Space Baron Episode #19

Now it's time for another exciting episode of your favourite super hero... it's:

SPACE BARON in Space Baron and the Time Machine

- By Karl

It was another lazy weekend afternoon in the Space Baron and Brian's flat. The birds were chirping and the trees were rustling as if in unison with the birds. The Space Baron was lying in the sun on the small patio which looked out over the highway. Brian was lying next to him, looking at the Space Baron.

"It's a nice peaceful afternoon isn't it?" Said Brian, an element of sadness in his voice. "We haven't had a single call from an important person in danger, don't you find that a bit odd?"

"Not a bit!" The Space Baron's strong voice pierced the calmness of the afternoon, "That big pile up on the highway that I've been watching all afternoon has prevented any bad-guys from going out to do their evil deeds."

Brian sighed, "Yeah, it's good to get a day off once in a while isn't it?"

Space Baron replied, in the same manner as Brian, with the narration BEFORE what he said, "Yes, nothing could possibly ruin this day."

When they finished talking there was complete silence again, broken only by the occasional far off agonized scream of the people on the highway.

"Ahem!" The Space Baron cleared his throat, "I said: NOTHING COULD POSSIBLY RUIN THIS DAY"

Just then, almost on cue, there came a knock at the door. The Space Baron leapt from his folding chair, because it had folded on him and it hurt, while Brian went to see who it could be.

Brian opened the door and said, "Who could you be?"

In the doorway stood a burly deliveryman. "I ha'nt got time fer ye styupid lit'le games sonny!" he said. "I've a d'liv'ry fer a Space Barin."

"Yes that's me," Said the Space baron who took the package that was given to him and closed the door.

"I wonder what this could be?" mused the Space Baron as he turned the box over and over.

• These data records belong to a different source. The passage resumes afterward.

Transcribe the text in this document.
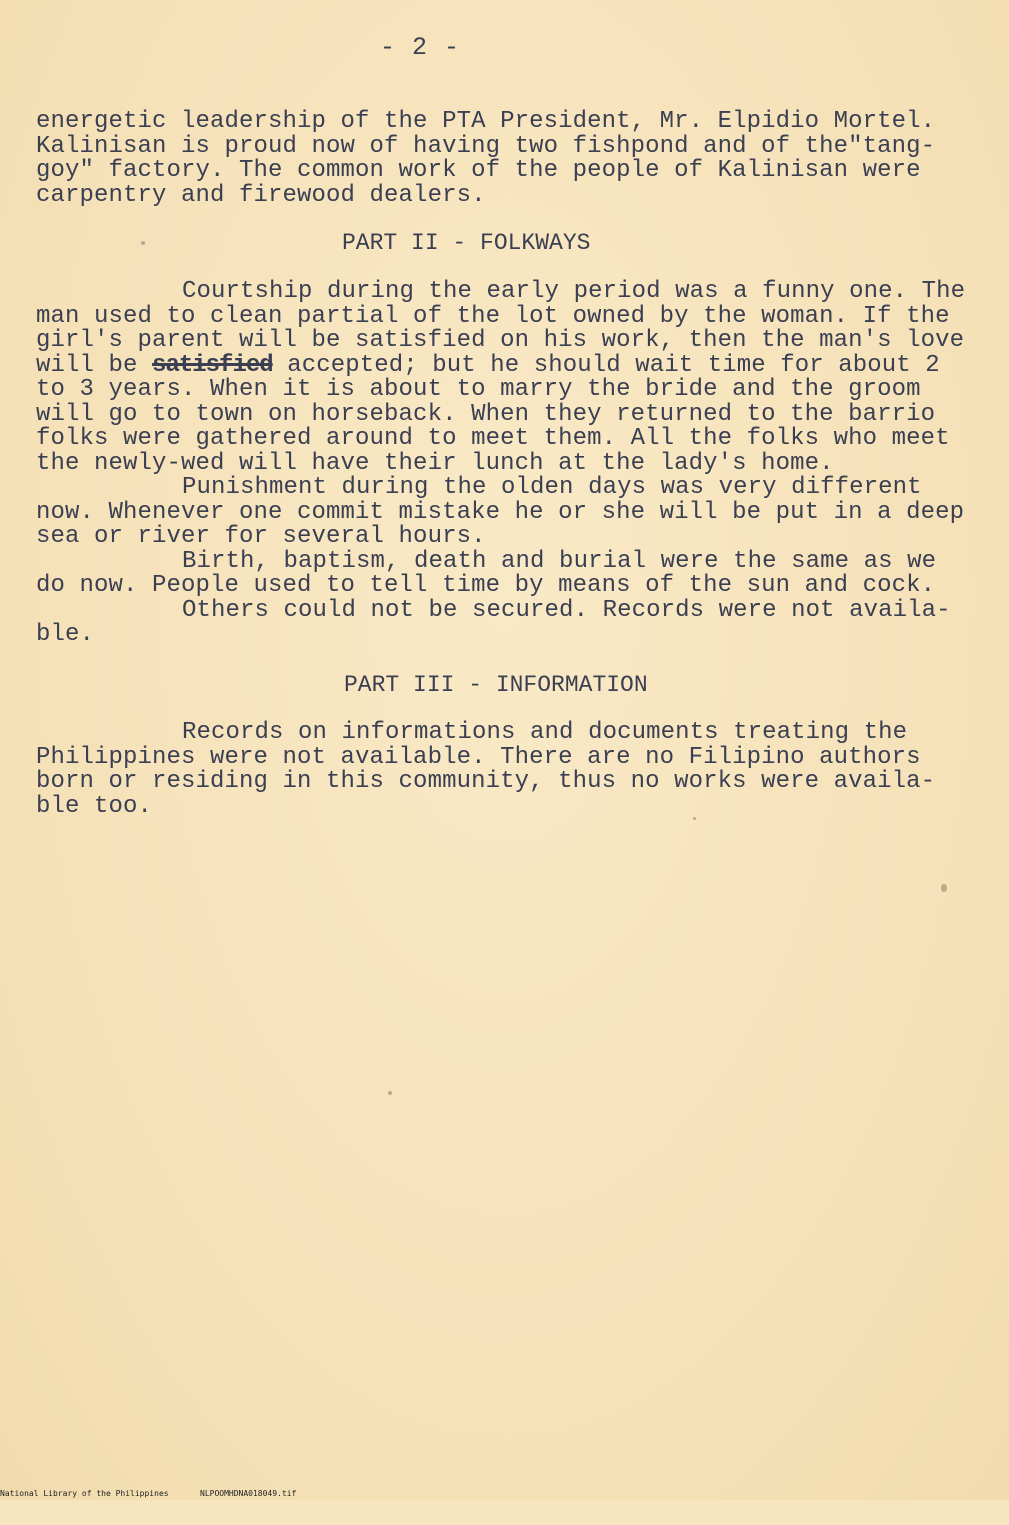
- 2 -
energetic leadership of the PTA President, Mr. Elpidio Mortel.
Kalinisan is proud now of having two fishpond and of the"tang-
goy" factory. The common work of the people of Kalinisan were
carpentry and firewood dealers.
PART II - FOLKWAYS
Courtship during the early period was a funny one. The
man used to clean partial of the lot owned by the woman. If the
girl's parent will be satisfied on his work, then the man's love
will be satisfied accepted; but he should wait time for about 2
to 3 years. When it is about to marry the bride and the groom
will go to town on horseback. When they returned to the barrio
folks were gathered around to meet them. All the folks who meet
the newly-wed will have their lunch at the lady's home.
Punishment during the olden days was very different
now. Whenever one commit mistake he or she will be put in a deep
sea or river for several hours.
Birth, baptism, death and burial were the same as we
do now. People used to tell time by means of the sun and cock.
Others could not be secured. Records were not availa-
ble.
PART III - INFORMATION
Records on informations and documents treating the
Philippines were not available. There are no Filipino authors
born or residing in this community, thus no works were availa-
ble too.

National Library of the Philippines

	NLPOOMHDNA018049.tif
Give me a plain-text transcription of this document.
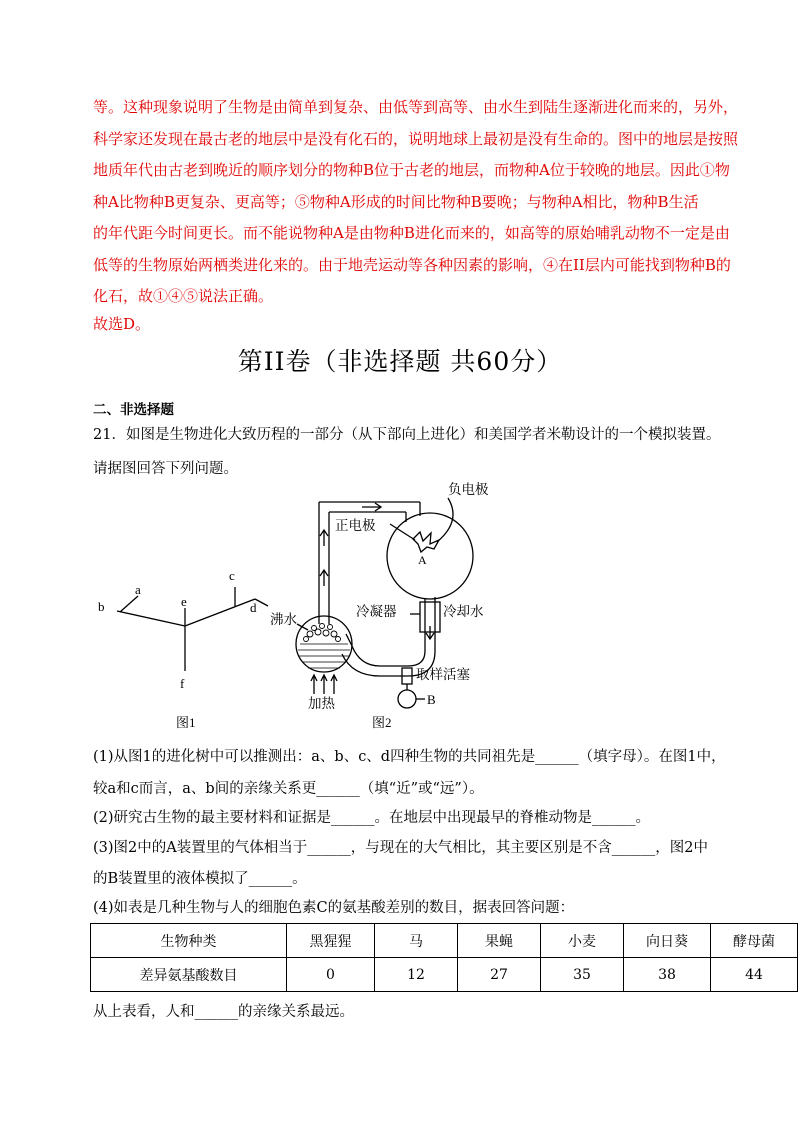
等。这种现象说明了生物是由简单到复杂、由低等到高等、由水生到陆生逐渐进化而来的，另外，

科学家还发现在最古老的地层中是没有化石的，说明地球上最初是没有生命的。图中的地层是按照

地质年代由古老到晚近的顺序划分的物种B位于古老的地层，而物种A位于较晚的地层。因此①物

种A比物种B更复杂、更高等；⑤物种A形成的时间比物种B要晚；与物种A相比，物种B生活

的年代距今时间更长。而不能说物种A是由物种B进化而来的，如高等的原始哺乳动物不一定是由

低等的生物原始两栖类进化来的。由于地壳运动等各种因素的影响，④在II层内可能找到物种B的

化石，故①④⑤说法正确。

故选D。
第II卷（非选择题 共60分）
二、非选择题
21．如图是生物进化大致历程的一部分（从下部向上进化）和美国学者米勒设计的一个模拟装置。
请据图回答下列问题。
a
b
c
d
e
f
图1
负电极
正电极
A
冷凝器	冷却水
沸水
取样活塞
加热	B
图2
(1)从图1的进化树中可以推测出：a、b、c、d四种生物的共同祖先是______（填字母）。在图1中，
较a和c而言，a、b间的亲缘关系更______（填“近”或“远”）。
(2)研究古生物的最主要材料和证据是______。在地层中出现最早的脊椎动物是______。
(3)图2中的A装置里的气体相当于______，与现在的大气相比，其主要区别是不含______，图2中
的B装置里的液体模拟了______。
(4)如表是几种生物与人的细胞色素C的氨基酸差别的数目，据表回答问题：
生物种类	黑猩猩	马	果蝇	小麦	向日葵	酵母菌
差异氨基酸数目	0	12	27	35	38	44
从上表看，人和______的亲缘关系最远。
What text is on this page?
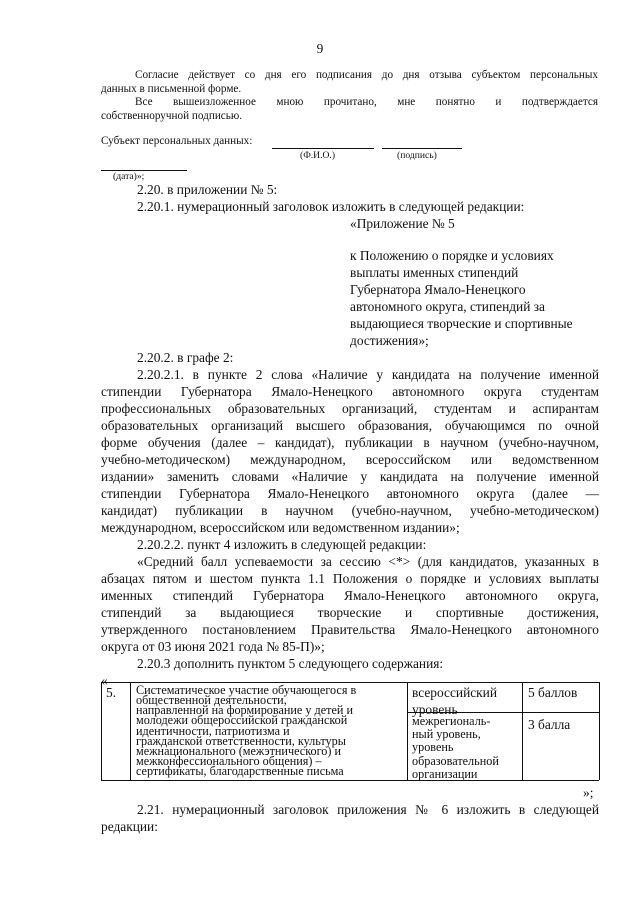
9
Согласие действует со дня его подписания до дня отзыва субъектом персональных
данных в письменной форме.
Все вышеизложенное мною прочитано, мне понятно и подтверждается
собственноручной подписью.
Субъект персональных данных:
(Ф.И.О.)	(подпись)
(дата)»;
2.20. в приложении № 5:
2.20.1. нумерационный заголовок изложить в следующей редакции:
«Приложение № 5
к Положению о порядке и условиях
выплаты именных стипендий
Губернатора Ямало-Ненецкого
автономного округа, стипендий за
выдающиеся творческие и спортивные
достижения»;
2.20.2. в графе 2:
2.20.2.1. в пункте 2 слова «Наличие у кандидата на получение именной
стипендии Губернатора Ямало-Ненецкого автономного округа студентам
профессиональных образовательных организаций, студентам и аспирантам
образовательных организаций высшего образования, обучающимся по очной
форме обучения (далее – кандидат), публикации в научном (учебно-научном,
учебно-методическом) международном, всероссийском или ведомственном
издании» заменить словами «Наличие у кандидата на получение именной
стипендии Губернатора Ямало-Ненецкого автономного округа (далее —
кандидат) публикации в научном (учебно-научном, учебно-методическом)
международном, всероссийском или ведомственном издании»;
2.20.2.2. пункт 4 изложить в следующей редакции:
«Средний балл успеваемости за сессию <*> (для кандидатов, указанных в
абзацах пятом и шестом пункта 1.1 Положения о порядке и условиях выплаты
именных стипендий Губернатора Ямало-Ненецкого автономного округа,
стипендий за выдающиеся творческие и спортивные достижения,
утвержденного постановлением Правительства Ямало-Ненецкого автономного
округа от 03 июня 2021 года № 85-П)»;
2.20.3 дополнить пунктом 5 следующего содержания:
«
5.	всероссийский
уровень
5 баллов
3 балла
»;
2.21. нумерационный заголовок приложения № 6 изложить в следующей
редакции:
Систематическое участие обучающегося в
общественной деятельности,
направленной на формирование у детей и
молодежи общероссийской гражданской
идентичности, патриотизма и
гражданской ответственности, культуры
межнационального (межэтнического) и
межконфессионального общения) –
сертификаты, благодарственные письма
межрегиональ-
ный уровень,
уровень
образовательной
организации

"Happy Birthday!" shouted Brian, "I got you this for your birthday! Open it! Open it!"

"It isn't my birthday," said the Space Baron, but Brian obviously had not heard him. He was in such a state of excitement that Space Baron didn't want to hurt his feelings, plus it would have meant more pointless dialogue, so he opened the gift.

"Do you like it?" asked Brian. "It's a time machine! Now you can travel through time.

The Space Baron was bemused. "There's no such thing as a time machine you silly thing." he said.

But Brian was too taken up in the gift. "Try it out, try it out!" he urged.

The Space Baron stepped into the time machine and tried to figure out how to set it. "How do I go back to that time that the President of the world got gassed in that underground chamber?" he asked.

"Um... you can't actually go BACK in time," Brian said, "Only forward."

"What's the point of that!" Space Baron demanded, unhappy that he couldn't use the time machine because he would never get back again.

"Well you could go forward in time and retire in a better world." Brian suggested. "And I could be the new super hero in our time."

The Space Baron didn't agree but it was to no avail, Brian had already twisted all the relevant dials and pressed all the rest of the buttons. There was a big quiet sort of a noise and the Space Baron stood there as nothing happened.

"There, what was that like?" Asked Brian.

"What the hell are you on about, nothing happened!" said Space Baron, exasperated.

"You travelled forward in time by about five seconds!" exclaimed Brian excitedly.

"But how long did it take!" demanded the Space Baron.

"Ummm..." Brian realised he had been ripped off, "about 5 seconds..."

The Space Baron dumped the time machine in the garbage and smacked Brian on the back of the head pretty hard.

Thus ends another not quite so exciting episode of the Space Baron.